Je l’avais noté à l’époque, mais le trait s’est accentué : les tons sont beaucoup moins tapageurs ici, et les produits affichent des lignes plutôt sobres et élégantes. La gamme de pâtisseries décline ainsi les classiques en pâtes à choux – avec une gamme d’éclairs variée -, entremets et tartes. Rien à redire quant au soin porté aux produits, les finitions sont impeccables, et même si l’on pourra regretter des équilibres discutables en terme de textures – gelées de fruits assez prises, notamment – l’ensemble est de très bon niveau. Côté prix, le ticket d’entrée se trouve du côté des éclairs avec des standards à 2,80€, la moyenne se situant au dessus de la barre des 4 euros pour les entremets et tartelettes.
Gourmandises sablées (au sucre, au nutella (chez les Huré, on aime bien cette fameuse pâte à tartiner !), aux cranberries…), briochées et feuilletées sont également de la partie.
Bien entendu, il aurait été étrange de ne pas chercher à valoriser la terrasse et l’espace intérieur, et c’est pourquoi la gamme traiteur se décline elle aussi dans un large choix de quiches, salades, sandwiches …
Malgré ce tableau plutôt honnête, quelques points me font toujours autant tiquer :
- Pour certains détails, le bon goût semble avoir été considéré comme une option… non souscrite par l’artisan. En effet, difficile de passer à côté de ces sièges aussi massifs qu’inélégants, ou des pâtisseries triangulaires maladroitement nommées « Pyramide du Louvre ». La maison s’est assagie sur les teintes, mais pas sur le fond, qui reste toujours aussi démonstratif et en bordure du mauvais goût. Cela me fait un peu penser au comportement du Bourgeois Gentilhomme, lequel cherche à imiter les habitudes d’une classe sociale supérieure à la sienne… pour un résultat plutôt grotesque.

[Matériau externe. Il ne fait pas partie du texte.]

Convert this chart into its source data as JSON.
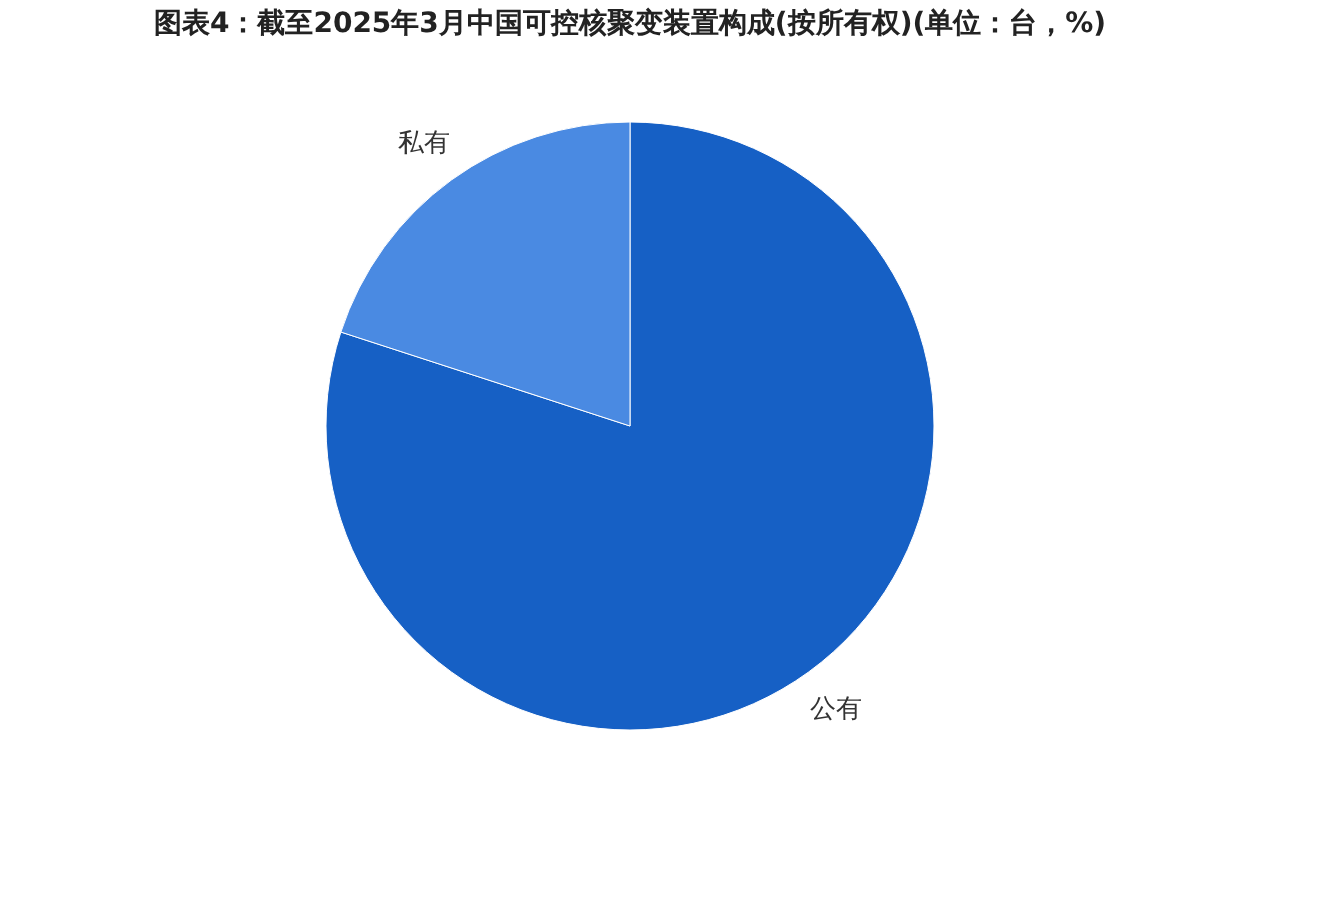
{
  "chart_data": {
    "type": "pie",
    "title": "图表4：截至2025年3月中国可控核聚变装置构成(按所有权)(单位：台，%)",
    "categories": [
      "公有",
      "私有"
    ],
    "values": [
      80,
      20
    ],
    "colors": [
      "#1660c5",
      "#4a8ae2"
    ],
    "legend": false
  }
}
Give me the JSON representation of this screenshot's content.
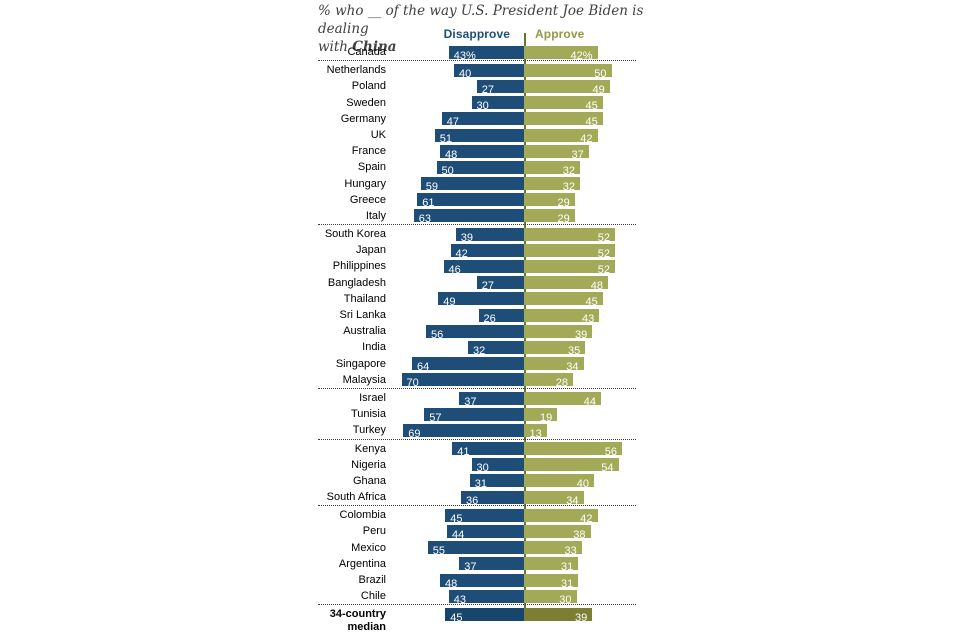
{
  "title": {
    "line1": "% who __ of the way U.S. President Joe Biden is dealing",
    "line2_regular": "with ",
    "line2_bold": "China"
  },
  "legend": {
    "disapprove_label": "Disapprove",
    "approve_label": "Approve"
  },
  "colors": {
    "disapprove": "#1e4e78",
    "approve": "#a2aa58",
    "disapprove_median": "#16466d",
    "approve_median": "#7b7f33",
    "axis_line": "#6e722d",
    "header_disapprove": "#1e4e78",
    "header_approve": "#939b47",
    "title_text": "#404040"
  },
  "chart_data": {
    "type": "bar",
    "orientation": "diverging-horizontal",
    "title": "% who __ of the way U.S. President Joe Biden is dealing with China",
    "series_names": [
      "Disapprove",
      "Approve"
    ],
    "legend_position": "top",
    "value_range": [
      0,
      70
    ],
    "grid": false,
    "groups": [
      {
        "region": "north-america",
        "rows": [
          {
            "label": "Canada",
            "disapprove": 43,
            "approve": 42,
            "show_percent": true
          }
        ]
      },
      {
        "region": "europe",
        "rows": [
          {
            "label": "Netherlands",
            "disapprove": 40,
            "approve": 50
          },
          {
            "label": "Poland",
            "disapprove": 27,
            "approve": 49
          },
          {
            "label": "Sweden",
            "disapprove": 30,
            "approve": 45
          },
          {
            "label": "Germany",
            "disapprove": 47,
            "approve": 45
          },
          {
            "label": "UK",
            "disapprove": 51,
            "approve": 42
          },
          {
            "label": "France",
            "disapprove": 48,
            "approve": 37
          },
          {
            "label": "Spain",
            "disapprove": 50,
            "approve": 32
          },
          {
            "label": "Hungary",
            "disapprove": 59,
            "approve": 32
          },
          {
            "label": "Greece",
            "disapprove": 61,
            "approve": 29
          },
          {
            "label": "Italy",
            "disapprove": 63,
            "approve": 29
          }
        ]
      },
      {
        "region": "asia-pacific",
        "rows": [
          {
            "label": "South Korea",
            "disapprove": 39,
            "approve": 52
          },
          {
            "label": "Japan",
            "disapprove": 42,
            "approve": 52
          },
          {
            "label": "Philippines",
            "disapprove": 46,
            "approve": 52
          },
          {
            "label": "Bangladesh",
            "disapprove": 27,
            "approve": 48
          },
          {
            "label": "Thailand",
            "disapprove": 49,
            "approve": 45
          },
          {
            "label": "Sri Lanka",
            "disapprove": 26,
            "approve": 43
          },
          {
            "label": "Australia",
            "disapprove": 56,
            "approve": 39
          },
          {
            "label": "India",
            "disapprove": 32,
            "approve": 35
          },
          {
            "label": "Singapore",
            "disapprove": 64,
            "approve": 34
          },
          {
            "label": "Malaysia",
            "disapprove": 70,
            "approve": 28
          }
        ]
      },
      {
        "region": "middle-east",
        "rows": [
          {
            "label": "Israel",
            "disapprove": 37,
            "approve": 44
          },
          {
            "label": "Tunisia",
            "disapprove": 57,
            "approve": 19
          },
          {
            "label": "Turkey",
            "disapprove": 69,
            "approve": 13
          }
        ]
      },
      {
        "region": "africa",
        "rows": [
          {
            "label": "Kenya",
            "disapprove": 41,
            "approve": 56
          },
          {
            "label": "Nigeria",
            "disapprove": 30,
            "approve": 54
          },
          {
            "label": "Ghana",
            "disapprove": 31,
            "approve": 40
          },
          {
            "label": "South Africa",
            "disapprove": 36,
            "approve": 34
          }
        ]
      },
      {
        "region": "latin-america",
        "rows": [
          {
            "label": "Colombia",
            "disapprove": 45,
            "approve": 42
          },
          {
            "label": "Peru",
            "disapprove": 44,
            "approve": 38
          },
          {
            "label": "Mexico",
            "disapprove": 55,
            "approve": 33
          },
          {
            "label": "Argentina",
            "disapprove": 37,
            "approve": 31
          },
          {
            "label": "Brazil",
            "disapprove": 48,
            "approve": 31
          },
          {
            "label": "Chile",
            "disapprove": 43,
            "approve": 30
          }
        ]
      },
      {
        "region": "summary",
        "rows": [
          {
            "label": "34-country median",
            "disapprove": 45,
            "approve": 39,
            "emphasis": true
          }
        ]
      }
    ]
  }
}
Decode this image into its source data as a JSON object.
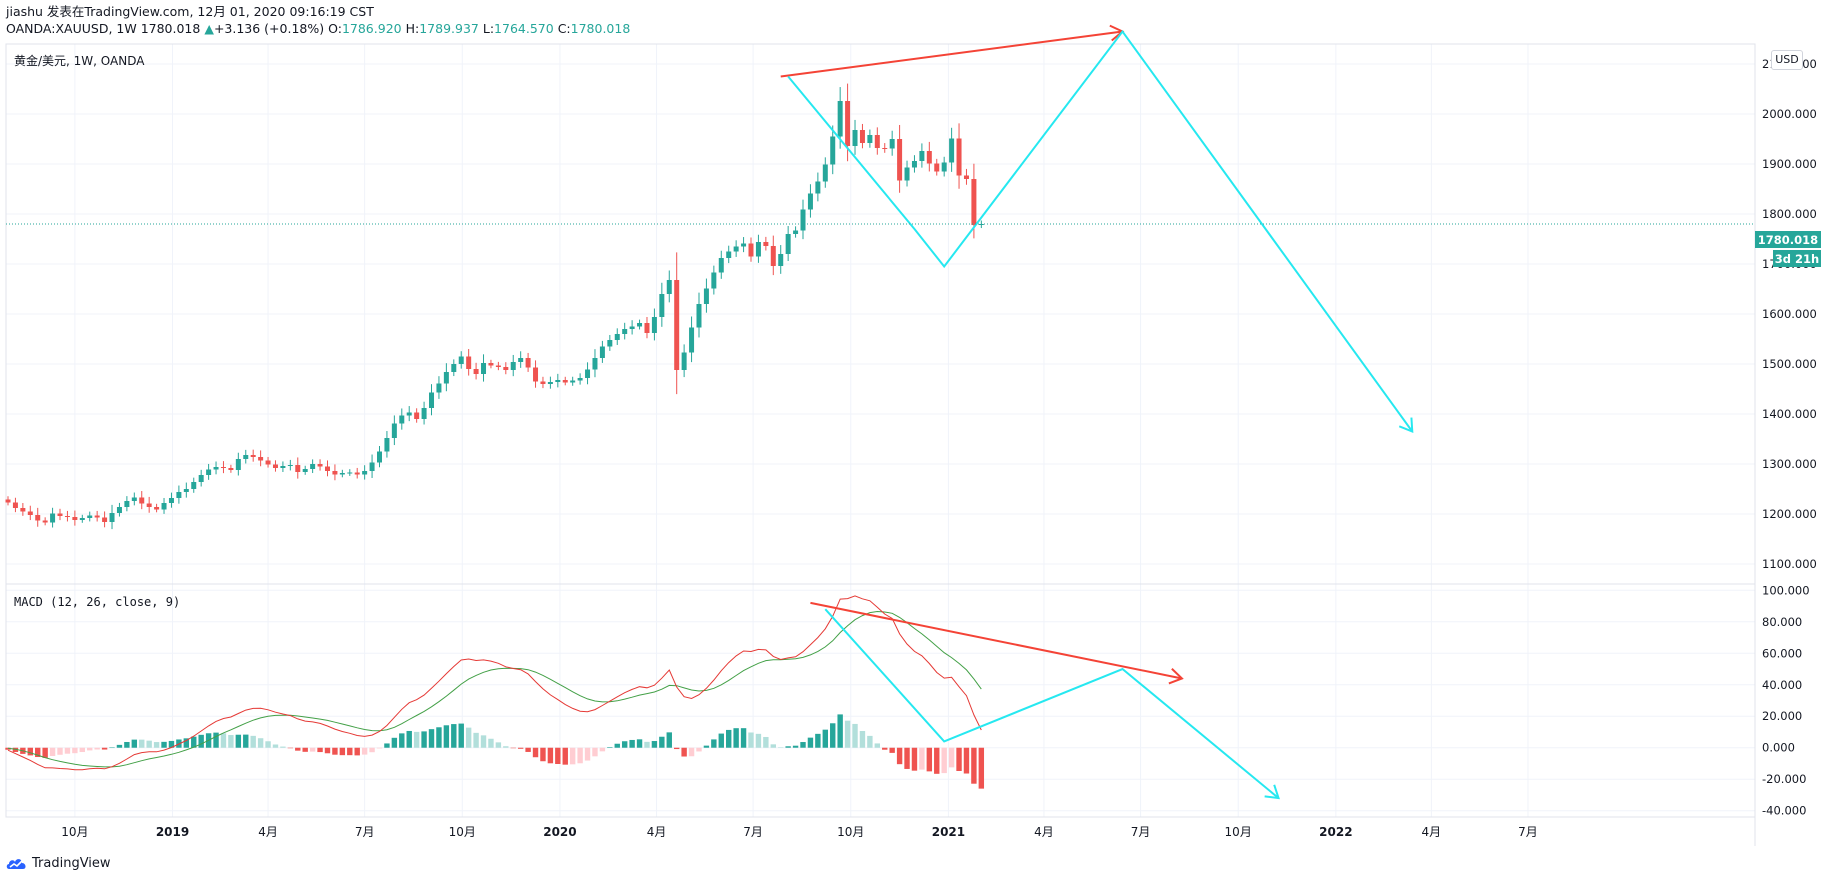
{
  "header": {
    "line1": "jiashu 发表在TradingView.com, 12月 01, 2020 09:16:19 CST",
    "symbol": "OANDA:XAUUSD, 1W",
    "last": "1780.018",
    "change": "+3.136 (+0.18%)",
    "o_label": "O:",
    "o": "1786.920",
    "h_label": "H:",
    "h": "1789.937",
    "l_label": "L:",
    "l": "1764.570",
    "c_label": "C:",
    "c": "1780.018"
  },
  "pane_label": "黄金/美元, 1W, OANDA",
  "currency_button": "USD",
  "macd_label": "MACD (12, 26, close, 9)",
  "price_badge": "1780.018",
  "time_badge": "3d 21h",
  "logo_text": "TradingView",
  "colors": {
    "up": "#26a69a",
    "down": "#ef5350",
    "hist_up_strong": "#26a69a",
    "hist_up_weak": "#b2dfdb",
    "hist_down_strong": "#ef5350",
    "hist_down_weak": "#ffcdd2",
    "macd_line": "#e53935",
    "signal_line": "#43a047",
    "annot_red": "#f44336",
    "annot_cyan": "#26e8f0"
  },
  "chart_data": {
    "type": "candlestick",
    "title": "黄金/美元, 1W, OANDA",
    "x_ticks": [
      "10月",
      "2019",
      "4月",
      "7月",
      "10月",
      "2020",
      "4月",
      "7月",
      "10月",
      "2021",
      "4月",
      "7月",
      "10月",
      "2022",
      "4月",
      "7月"
    ],
    "price_axis": {
      "ylim": [
        1060,
        2140
      ],
      "ticks": [
        "1100.000",
        "1200.000",
        "1300.000",
        "1400.000",
        "1500.000",
        "1600.000",
        "1700.000",
        "1800.000",
        "1900.000",
        "2000.000",
        "2100.000"
      ]
    },
    "macd_axis": {
      "ylim": [
        -44,
        104
      ],
      "ticks": [
        "-40.000",
        "-20.000",
        "0.000",
        "20.000",
        "40.000",
        "60.000",
        "80.000",
        "100.000"
      ]
    },
    "first_week": "2018-07-30",
    "closes": [
      1223,
      1212,
      1205,
      1198,
      1187,
      1183,
      1201,
      1196,
      1194,
      1188,
      1192,
      1197,
      1193,
      1184,
      1202,
      1214,
      1226,
      1233,
      1221,
      1214,
      1209,
      1222,
      1232,
      1244,
      1250,
      1264,
      1278,
      1289,
      1294,
      1292,
      1288,
      1310,
      1318,
      1314,
      1307,
      1299,
      1292,
      1296,
      1298,
      1284,
      1290,
      1300,
      1295,
      1286,
      1279,
      1282,
      1283,
      1279,
      1286,
      1303,
      1325,
      1352,
      1381,
      1397,
      1403,
      1390,
      1412,
      1443,
      1461,
      1484,
      1500,
      1515,
      1490,
      1480,
      1502,
      1497,
      1494,
      1488,
      1504,
      1512,
      1493,
      1465,
      1460,
      1464,
      1468,
      1463,
      1467,
      1472,
      1489,
      1512,
      1535,
      1548,
      1560,
      1570,
      1575,
      1582,
      1562,
      1594,
      1640,
      1668,
      1488,
      1523,
      1573,
      1620,
      1651,
      1683,
      1712,
      1725,
      1735,
      1741,
      1715,
      1744,
      1736,
      1696,
      1720,
      1760,
      1767,
      1809,
      1841,
      1865,
      1899,
      1955,
      2026,
      1936,
      1968,
      1942,
      1958,
      1932,
      1931,
      1950,
      1867,
      1893,
      1906,
      1926,
      1901,
      1885,
      1903,
      1951,
      1877,
      1870,
      1778,
      1780
    ],
    "annotations": [
      {
        "kind": "arrow",
        "color": "red",
        "pane": "price",
        "from": "2020-07-27/2075",
        "to": "2021-06-14/2165"
      },
      {
        "kind": "polyline",
        "color": "cyan",
        "pane": "price",
        "points": [
          "2020-08-03/2075",
          "2020-11-30/1770",
          "2020-12-28/1695",
          "2021-06-14/2165",
          "2022-03-14/1365"
        ]
      },
      {
        "kind": "arrow",
        "color": "red",
        "pane": "macd",
        "from": "2020-08-24/92",
        "to": "2021-08-09/44"
      },
      {
        "kind": "polyline",
        "color": "cyan",
        "pane": "macd",
        "points": [
          "2020-09-07/88",
          "2020-12-28/4",
          "2021-06-14/50",
          "2021-11-08/-32"
        ]
      }
    ]
  }
}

- La surabondance de produits ne permet certainement pas d’assurer la fraicheur de l’ensemble d’entre eux, et il est inévitable que plusieurs références aient quelques jours dans les jambes… ce qui aura un impact direct sur la satisfaction de la clientèle. De plus, les pertes générées se retrouvent dans le prix de vente final de la marchandise.
- L’accueil manque toujours autant d’entrain, de sincérité, d’implication – tout du moins côté « boutique », car le service salon de thé semble plus dynamique. Même si l’on peut reprocher cette attitude aux vendeuses, le management n’y est certainement pas étranger : comment faire preuve d’entrain quand une responsable vous assène « aujourd’hui on fait de la vente, du dynamisme, je ne veux pas juste de la caisse… ah, et si je revois ça, je tue quelqu’un » ? Pour recevoir, il faut parfois commencer par donner.
Je me questionne sur l’accueil que donnera ce quartier assez traditionaliste à une boutique aux lignes aussi modernes, même si l’affaire semble plutôt bien tourner pour le moment. L’histoire se poursuivra sans doute très vite du côté de la rue Rambuteau, puisque les Huré ont là aussi fait appel à Mosaïc pour donner une nouvelle jeunesse à leur boutique… quand je vous disais qu’ils voyaient la vie en mosaïques.
Un superbe endroit, gourmand.
Je suis complètement conquise
Belle soirée
Valérie.
Alain a fait du tres beau travaille. Belle réussite.